Masih kisah seputar nyetir di Bandung. Suatu hari, malam, sekitar jam 7:30, saya menyetir dari arah Cihampelas dengan tujuan Gg Yakin (sebrang Stasiun Kereta Api Bandung). Dulu, sebelum pindah, saya sering nyetir jalur ini. Merem juga nyampe :p (kagak deng).

Nah, setahu saya jalurnya biasa dari Cihampelas terus langsung lurus saja ke Cicendo terus langsung ke Kebong Kawung. Gampang banget. Nah di setopan sesudah Cihampelas (Cihampelas/ Wastukencana or Pajajaran?) saya setop di lampu merah. Begitu lampu hijau, saya meluncur terus lurus ke arah Cicendo. Begitu jalan sekitar 20-30 meter, saya kaget melihat mobil-mobil dari arah berlawanan terbagi dua, ke kiri dan ke kanan saya. Lalu terdengar teriakan, "Satu arah neng!!!!!" (Saya bisa dengar karena jendela saya buka, ngga ada AC soalnya mobilnya).

Karena kecepatan tidak rendah, saya masih melaju sekitar 50-60 m sampai akhirnya saya menginjak rem sepenuhnya dan berhenti di tengah jalan.

Ya ampun, ternyata semua mobil berjalan ke arah yang berlawanan, mereka menyalakan lampu dim mereka. Satu arah betulan! Sementara mobil Honda Civic '83 (ortu) saya yang kecil itu terjebak di tengah-tengah. Duh, sejak kapan sih ganti arah jadi satu arah. Lagi pula tanda verboden-nya malam-malam ngga kelihatan sama sekali.

Saya menunggu sampai sepi, lalu saya balik arah dan masuk ke parkiran luas sebuah toko.

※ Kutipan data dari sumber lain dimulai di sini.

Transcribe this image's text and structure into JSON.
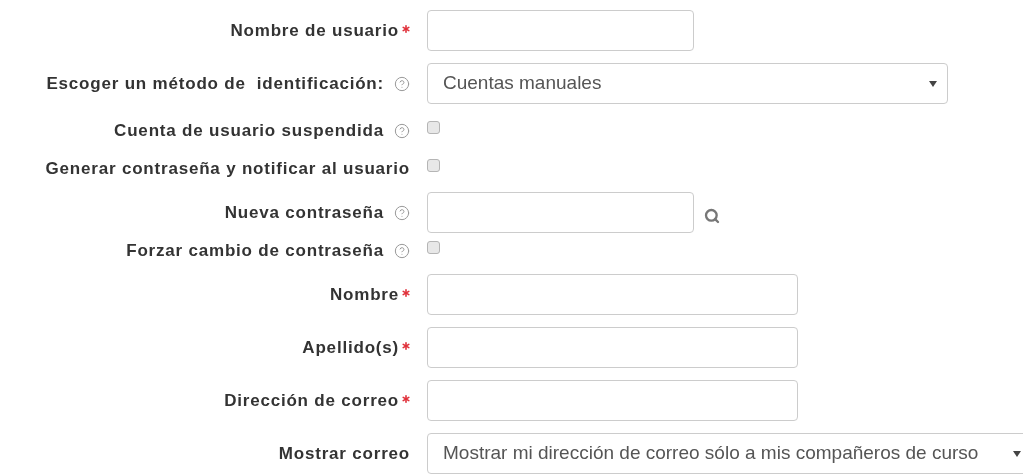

Beberapa orang di parkiran berjejer menonton adegan tersebut. Mereka terlihat lega ketika saya berhasil mendaratkan mobil saya ke tempat parkir. Tukang parkir komentar, "Euleuh-euleuh si eneng.... bade kamana neng......."

9 comments:

Koen said...

+ "Satu arah, neng!"
- "Ini juga jalan satu arah kok, A'."
# "Bade kamana neng?"
- "Ka KD show, Pak."

Anonymous said...

Wah kagum aku padamu, sangat percaya diri, salah jalurpun selamat aja. Ingatanmu pada route - jalur lama lebih kuat dari ketidaksengajaanmu untuk melihat tanda satu arah. Percayalah aturan Lalulintas di Bandung flip-flop

m lim said...

koen: tepatnya, "bade sow..."

anonymous: bukan masalah percaya diri, tapi masalah cognitive. soal flip-flop, ya saya percaya. sering pakai flip-flop kalau jalan-jalan koq :p

Anonymous said...

Aduuh...Mer, dirimu tuh kayaknya orang yang ceroboh ya....
Dari banyak cerita2mu itu, banyak masalah yang muncul akibat kecerobohan dirimu, ck...ck...ck...

Mun ceuk urang sunda mah, kamu tuh penganut "kumaha engke"..., kan harusnya mah "engke kumaha ?" alias hati-hati dan penuh perencanaan.

Dinda

m lim said...

dinda: kuhargai "pengamatanmu" tentang kecerobohanku. ada banyak orang menganggap ini ceroboh. aku menganggap-nya sebagai "bunga kehidupan". kalau baca semua ceritaku, pasti mengerti mengapa.

ada yg ceroboh betulan, ada pula yang tidak. hal-hal seperti kisah "glasses" di KL, disangka "vietnam" di HCMC, kisah membeli HP di Bdg, jelas bukan kecerobohan, tapi kebetulan yang lucu dan harus dinikmati.

Jadi, ya begitulah saya. Bukan selalu penganut "kumaha engke" koq :D Kalau saya selalu "kumaha engke" saya tidak akan menjadi saya sekarang ;)

Tapi, senang koq dinasihati Dinda. Hatur nuhun.

--Nna said...

waduh, yang orang bandung aja salah jalan.. :D

m lim said...

--nna: itulah... lalulintas bandung suka ganti-ganti arah!

mei che said...

iya nih, qta juga jadi kagok klo nyetir pas mudik (padahal mudik tiap tahun loh)

m lim said...

mei che: ya "kagok" is one thing (krn ganti tempat setir), other thing is "ganti-ganti jalur" !!